Les avocats d'Yvan Colonna, lors de son procès en appel devant la cour d'assises de Paris © LCILe procès d'Yvan Colonna, jugé en appel pour l'assassinat du préfet de Corse Claude Erignac en 1998, a dû être suspendu jeudi après un incident opposant la défense et les parties civiles au moment de la déposition d'un témoin crucial. Me Philippe Lemaire, avocat de la veuve du préfet, a laissé entendre que ce témoin, Michèle Alessandri, qui tentait de se rétracter sur la mise en cause d'Yvan Colonna, déposait sous la menace. "Ce serait gravissime pour elle si elle disait seulement la vérité. Vous savez très bien où elle habite", a lancé Me Lemaire à l'adresse de l'accusé. Michèle Alessandri vit à Cargèse (Corse-du-Sud), le village d'où est originaire Yvan Colonna.
Ce dernier s'est levé pour protester et Me Gilles Simeoni, un de ses avocats, a violemment apostrophé son confrère.
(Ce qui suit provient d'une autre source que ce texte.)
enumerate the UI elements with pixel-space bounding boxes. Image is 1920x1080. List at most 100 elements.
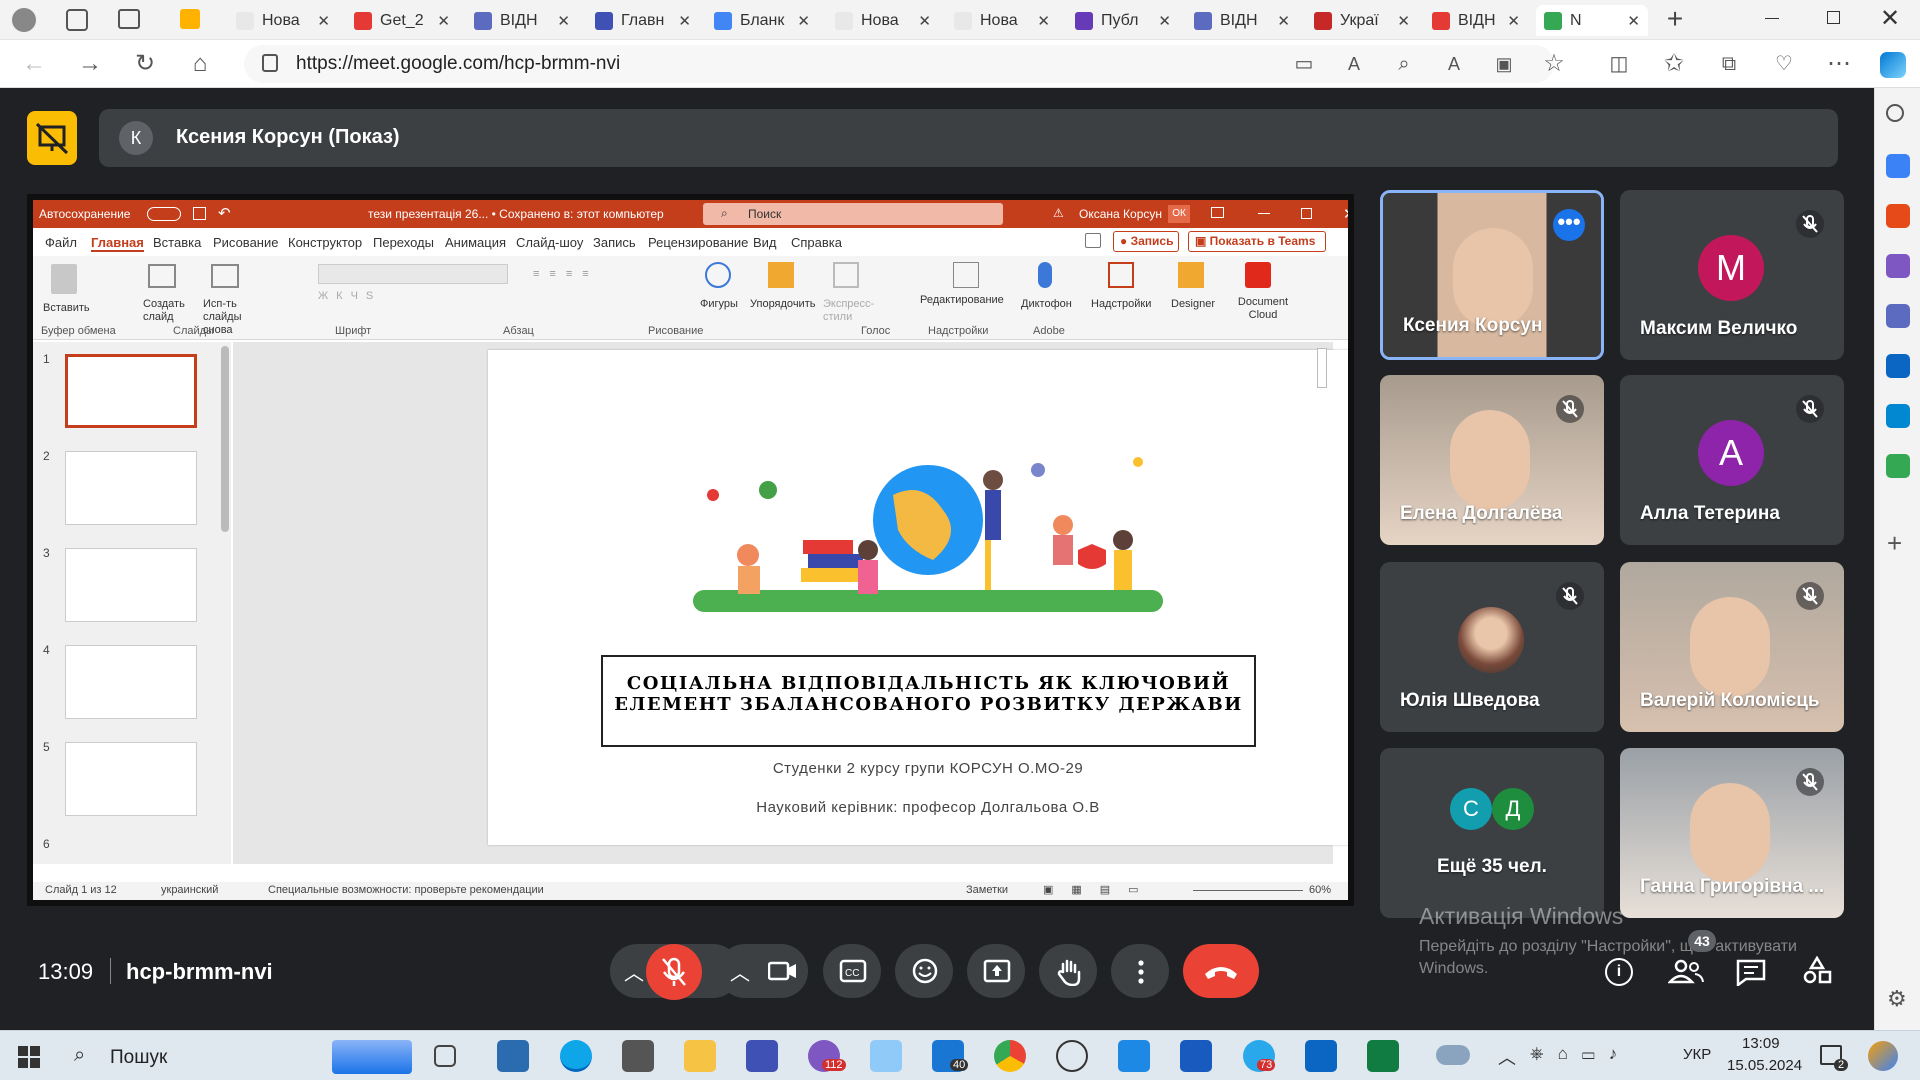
lock-icon[interactable] [262,54,278,72]
participant-tile[interactable]: Ганна Григорівна ... [1620,748,1844,918]
browser-tab[interactable]: Публ ✕ [1067,5,1179,36]
font-name-box[interactable] [318,264,508,284]
ppt-menu-item[interactable]: Запись [593,235,636,250]
close-window-button[interactable]: ✕ [1880,4,1900,33]
comments-icon[interactable] [1085,233,1101,248]
browser-tab[interactable]: ВІДН ✕ [1186,5,1298,36]
browser-tab[interactable]: Нова ✕ [827,5,939,36]
split-screen-icon[interactable]: ◫ [1605,50,1633,78]
taskbar-search[interactable]: ⌕ Пошук [64,1040,424,1074]
browser-tab[interactable]: Нова ✕ [946,5,1058,36]
clock-date[interactable]: 15.05.2024 [1727,1057,1802,1074]
view-buttons[interactable]: ▣▦▤▭ [1043,883,1157,896]
tab-close-icon[interactable]: ✕ [557,12,570,30]
tab-close-icon[interactable]: ✕ [1507,12,1520,30]
present-button[interactable] [967,944,1025,998]
teams-button[interactable]: ▣ Показать в Teams [1188,231,1326,252]
record-button[interactable]: ● Запись [1113,231,1179,252]
raise-hand-button[interactable] [1039,944,1097,998]
ppt-menu-item[interactable]: Главная [91,235,144,252]
ppt-close[interactable]: ✕ [1343,205,1348,223]
reactions-button[interactable] [895,944,953,998]
ppt-menu-item[interactable]: Справка [791,235,842,250]
copilot-taskbar-icon[interactable] [497,1040,529,1072]
collections-icon[interactable]: ⧉ [1715,50,1743,78]
ppt-menu-item[interactable]: Рисование [213,235,278,250]
ppt-menu-item[interactable]: Вставка [153,235,201,250]
tab-close-icon[interactable]: ✕ [918,12,931,30]
notepad-taskbar-icon[interactable] [870,1040,902,1072]
profile-icon[interactable] [12,8,36,32]
participants-button[interactable] [1667,958,1704,991]
editing-icon[interactable] [953,262,979,288]
copilot-icon[interactable] [1880,52,1906,78]
ppt-menu-item[interactable]: Вид [753,235,777,250]
tile-options-icon[interactable]: ••• [1553,209,1585,241]
media-player-taskbar-icon[interactable] [1056,1040,1088,1072]
notes-button[interactable]: Заметки [966,884,1008,896]
designer-icon[interactable] [1178,262,1204,288]
adobe-icon[interactable] [1245,262,1271,288]
browser-tab[interactable]: Украї ✕ [1306,5,1418,36]
editing-label[interactable]: Редактирование [920,294,1004,306]
scanner-taskbar-icon[interactable] [746,1040,778,1072]
favorites-icon[interactable]: ✩ [1660,50,1688,78]
tray-icons[interactable]: ⎈⌂▭♪ [1530,1044,1631,1064]
captions-button[interactable]: CC [823,944,881,998]
video-options-button[interactable]: ︿ [718,944,808,998]
ppt-search-box[interactable]: ⌕ Поиск [703,203,1003,225]
tab-close-icon[interactable]: ✕ [797,12,810,30]
language-label[interactable]: украинский [161,884,218,896]
ppt-menu-item[interactable]: Анимация [445,235,506,250]
slide-thumbnail[interactable] [65,742,197,816]
browser-tab[interactable]: Главн ✕ [587,5,699,36]
zoom-icon[interactable]: ⌕ [1390,50,1418,78]
tab-close-icon[interactable]: ✕ [1397,12,1410,30]
participant-tile[interactable]: Валерій Коломієць [1620,562,1844,732]
start-icon[interactable] [18,1046,40,1073]
clock-time[interactable]: 13:09 [1742,1035,1780,1052]
slide-supervisor[interactable]: Науковий керівник: професор Долгальова О… [488,799,1348,816]
home-icon[interactable]: ⌂ [186,50,214,78]
accessibility-label[interactable]: Специальные возможности: проверьте реком… [268,884,544,896]
minimize-button[interactable] [1765,18,1779,19]
styles-icon[interactable] [833,262,859,288]
addins-label[interactable]: Надстройки [1091,298,1151,310]
translate-icon[interactable]: A [1340,50,1368,78]
ppt-minimize[interactable] [1258,213,1270,214]
ppt-ribbon-display-icon[interactable] [1211,207,1224,218]
leave-call-button[interactable] [1183,944,1259,998]
styles-label[interactable]: Экспресс-стили [823,298,874,324]
presentation-icon[interactable] [27,111,77,165]
browser-tab[interactable]: N ✕ [1536,5,1648,36]
ppt-menu-item[interactable]: Переходы [373,235,434,250]
arrange-icon[interactable] [768,262,794,288]
reuse-icon[interactable] [211,264,239,288]
performance-icon[interactable]: ♡ [1770,50,1798,78]
arrange-label[interactable]: Упорядочить [750,298,815,310]
sidebar-add-icon[interactable]: + [1887,528,1902,559]
workspaces-icon[interactable] [66,9,88,31]
back-icon[interactable]: ← [20,50,48,78]
participant-tile[interactable]: M Максим Величко [1620,190,1844,360]
current-slide[interactable]: СОЦІАЛЬНА ВІДПОВІДАЛЬНІСТЬ ЯК КЛЮЧОВИЙ Е… [488,350,1348,845]
pinned-tab-icon[interactable] [180,9,200,29]
autosave-toggle[interactable] [147,207,181,221]
tab-close-icon[interactable]: ✕ [1277,12,1290,30]
activities-button[interactable] [1802,955,1832,991]
sidebar-settings-icon[interactable]: ⚙ [1887,986,1907,1012]
tab-close-icon[interactable]: ✕ [1037,12,1050,30]
excel-taskbar-icon[interactable] [1367,1040,1399,1072]
new-tab-button[interactable]: + [1660,4,1690,34]
slide-thumbnail[interactable] [65,548,197,622]
participant-tile[interactable]: A Алла Тетерина [1620,375,1844,545]
undo-icon[interactable]: ↶ [218,204,231,222]
ppt-menu-item[interactable]: Рецензирование [648,235,748,250]
sidebar-m365-icon[interactable] [1886,304,1910,328]
mic-off-button[interactable] [646,944,702,1000]
slide-thumbnail[interactable] [65,645,197,719]
sidebar-send-icon[interactable] [1886,404,1910,428]
refresh-icon[interactable]: ↻ [131,50,159,78]
store-taskbar-icon[interactable] [622,1040,654,1072]
new-slide-label[interactable]: Создать слайд [143,298,187,324]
Le procès a été interrompu alors que Michèle Alessandri fondait en larmes. Elle venait de déclarer avant l'incident qu'elle souhaitait partir et ne voulait plus répondre aux questions.
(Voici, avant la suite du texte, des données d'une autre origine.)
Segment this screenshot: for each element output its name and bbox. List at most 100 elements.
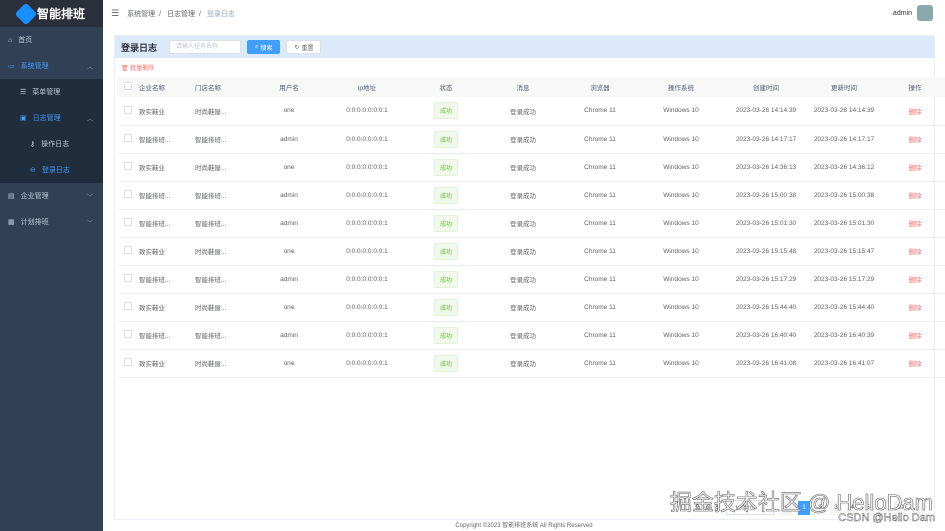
table-row[interactable]: 致实鞋业 时尚鞋屋... one 0:0:0:0:0:0:0:1 成功 登录成功 Chrom…	[117, 153, 945, 182]
next-page-button[interactable]: ›	[912, 500, 924, 515]
cell: 时尚鞋屋...	[195, 97, 255, 126]
total-count: 共 196 条	[694, 506, 720, 512]
table-row[interactable]: 智能排班... 智能排班... admin 0:0:0:0:0:0:0:1 成功 登录成功…	[117, 265, 945, 294]
cell: 登录成功	[481, 153, 565, 182]
trash-icon: 🗑	[121, 66, 129, 72]
chevron-down-icon: ﹀	[86, 194, 93, 201]
cell: 2023-03-26 15:00:38	[805, 181, 883, 210]
cell: Windows 10	[635, 181, 727, 210]
column-header: 更新时间	[805, 77, 883, 97]
table-row[interactable]: 致实鞋业 时尚鞋屋... one 0:0:0:0:0:0:0:1 成功 登录成功 Chrom…	[117, 237, 945, 266]
row-checkbox[interactable]	[124, 246, 132, 254]
table-row[interactable]: 致实鞋业 时尚鞋屋... one 0:0:0:0:0:0:0:1 成功 登录成功 Chrom…	[117, 293, 945, 322]
status-badge: 成功	[433, 214, 458, 232]
cell: one	[255, 97, 323, 126]
task-name-input[interactable]: 请输入任务名称	[169, 40, 242, 54]
cell: 2023-03-26 14:14:39	[805, 97, 883, 126]
page-button[interactable]: 1	[798, 500, 810, 515]
row-checkbox[interactable]	[124, 134, 132, 142]
sidebar-item-system[interactable]: ▭ 系统管理 ︿	[0, 53, 103, 79]
delete-button[interactable]: 删除	[909, 193, 922, 200]
key-icon: ⚷	[30, 141, 36, 148]
row-checkbox[interactable]	[124, 358, 132, 366]
page-button[interactable]: 5	[862, 500, 874, 515]
chevron-down-icon: ﹀	[86, 220, 93, 227]
sidebar-item-menu[interactable]: ☰ 菜单管理	[0, 79, 103, 105]
cell: 0:0:0:0:0:0:0:1	[323, 321, 411, 350]
table-row[interactable]: 智能排班... 智能排班... admin 0:0:0:0:0:0:0:1 成功 登录成功…	[117, 321, 945, 350]
cell: 2023-03-26 15:00:38	[727, 181, 805, 210]
table-row[interactable]: 致实鞋业 时尚鞋屋... one 0:0:0:0:0:0:0:1 成功 登录成功 Chrom…	[117, 97, 945, 126]
delete-button[interactable]: 删除	[909, 165, 922, 172]
sidebar-item-loginlog[interactable]: ⊖ 登录日志	[0, 157, 103, 183]
status-badge: 成功	[433, 158, 458, 176]
breadcrumb-item[interactable]: 系统管理	[127, 11, 155, 18]
row-checkbox[interactable]	[124, 105, 132, 114]
row-checkbox[interactable]	[124, 274, 132, 282]
cell: 2023-03-26 14:36:12	[805, 153, 883, 182]
page-button[interactable]: 2	[814, 500, 826, 515]
table-row[interactable]: 智能排班... 智能排班... admin 0:0:0:0:0:0:0:1 成功 登录成功…	[117, 181, 945, 210]
batch-delete-button[interactable]: 🗑 批量删除	[115, 58, 934, 77]
delete-button[interactable]: 删除	[909, 305, 922, 312]
sidebar-item-log[interactable]: ▣ 日志管理 ︿	[0, 105, 103, 131]
delete-button[interactable]: 删除	[909, 277, 922, 284]
sidebar-item-home[interactable]: ⌂ 首页	[0, 27, 103, 53]
monitor-icon: ▭	[8, 63, 15, 70]
cell: 2023-03-26 15:44:40	[805, 293, 883, 322]
delete-button[interactable]: 删除	[909, 361, 922, 368]
breadcrumb-item[interactable]: 日志管理	[167, 11, 195, 18]
delete-button[interactable]: 删除	[909, 137, 922, 144]
cell: 2023-03-26 14:14:39	[727, 97, 805, 126]
column-header: 用户名	[255, 77, 323, 97]
row-checkbox[interactable]	[124, 218, 132, 226]
page-button[interactable]: 4	[846, 500, 858, 515]
column-header: 企业名称	[139, 77, 195, 97]
status-badge: 成功	[433, 186, 458, 204]
reset-button[interactable]: ↻ 重置	[286, 40, 322, 54]
page-size-select[interactable]: 10条/页	[726, 500, 774, 515]
table-row[interactable]: 致实鞋业 时尚鞋屋... one 0:0:0:0:0:0:0:1 成功 登录成功 Chrom…	[117, 349, 945, 378]
table-row[interactable]: 智能排班... 智能排班... admin 0:0:0:0:0:0:0:1 成功 登录成功…	[117, 125, 945, 154]
cell: 智能排班...	[195, 209, 255, 238]
cell: 登录成功	[481, 181, 565, 210]
user-menu[interactable]: admin	[893, 5, 933, 21]
search-button[interactable]: ⌕ 搜索	[247, 40, 281, 54]
cell: 时尚鞋屋...	[195, 237, 255, 266]
sidebar-item-oplog[interactable]: ⚷ 操作日志	[0, 131, 103, 157]
cell: 智能排班...	[195, 321, 255, 350]
status-badge: 成功	[433, 130, 458, 148]
login-log-card: 登录日志 请输入任务名称 ⌕ 搜索 ↻ 重置 🗑 批量删除 企业名称 门店名称 用户名 i…	[114, 35, 945, 520]
cell: 登录成功	[481, 349, 565, 378]
column-header: ip地址	[323, 77, 411, 97]
hamburger-icon[interactable]: ☰	[111, 8, 119, 19]
logo[interactable]: 智能排班	[0, 0, 103, 27]
delete-button[interactable]: 删除	[909, 109, 922, 116]
cell: 时尚鞋屋...	[195, 293, 255, 322]
column-header: 操作	[883, 77, 945, 97]
cell: 登录成功	[481, 97, 565, 126]
delete-button[interactable]: 删除	[909, 221, 922, 228]
page-button[interactable]: 20	[894, 500, 906, 515]
row-checkbox[interactable]	[124, 190, 132, 198]
delete-button[interactable]: 删除	[909, 333, 922, 340]
page-button[interactable]: ...	[878, 500, 890, 515]
cell: 0:0:0:0:0:0:0:1	[323, 125, 411, 154]
row-checkbox[interactable]	[124, 330, 132, 338]
cell: 0:0:0:0:0:0:0:1	[323, 349, 411, 378]
delete-button[interactable]: 删除	[909, 249, 922, 256]
prev-page-button[interactable]: ‹	[780, 500, 792, 515]
cell: 0:0:0:0:0:0:0:1	[323, 237, 411, 266]
cell: Chrome 11	[565, 321, 635, 350]
row-checkbox[interactable]	[124, 162, 132, 170]
log-table: 企业名称 门店名称 用户名 ip地址 状态 消息 浏览器 操作系统 创建时间 更新时间 操作 致实鞋…	[117, 77, 945, 378]
cell: 2023-03-26 14:17:17	[805, 125, 883, 154]
sidebar-item-plan[interactable]: ▦ 计划排班 ﹀	[0, 209, 103, 235]
cell: 智能排班...	[195, 181, 255, 210]
page-button[interactable]: 3	[830, 500, 842, 515]
home-icon: ⌂	[8, 36, 13, 44]
select-all-checkbox[interactable]	[124, 82, 132, 90]
table-row[interactable]: 智能排班... 智能排班... admin 0:0:0:0:0:0:0:1 成功 登录成功…	[117, 209, 945, 238]
row-checkbox[interactable]	[124, 302, 132, 310]
sidebar-item-enterprise[interactable]: ▤ 企业管理 ﹀	[0, 183, 103, 209]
En 1999, Michèle Alessandri était parmi les nombreux protagonistes de l'affaire qui avaient mis en cause Yvan Colonna. Elle disait l'avoir vu partir avec son mari Pierre Alessandri le soir du 6 février 1998, et un troisième homme, Didier Maranelli, quelques heures avant l'assassinat du préfet. Le lendemain, elle disait être allée rechercher son mari à Ajaccio, chez Alain Ferrandi, où elle aurait encore vu Yvan Colonna. A la barre, Michèle Alessandri a confirmé jeudi l'intégralité de ce scénario sauf la partie concernant Yvan Colonna, assurant que les policiers l'avaient contrainte à citer ce nom. Arrêtés en 1999, Ferrandi, Alessandri et Maranelli, déjà condamnés, ont reconnu leur participation, au contraire d'Yvan Colonna, arrêté en 2003 après quatre ans de fuite.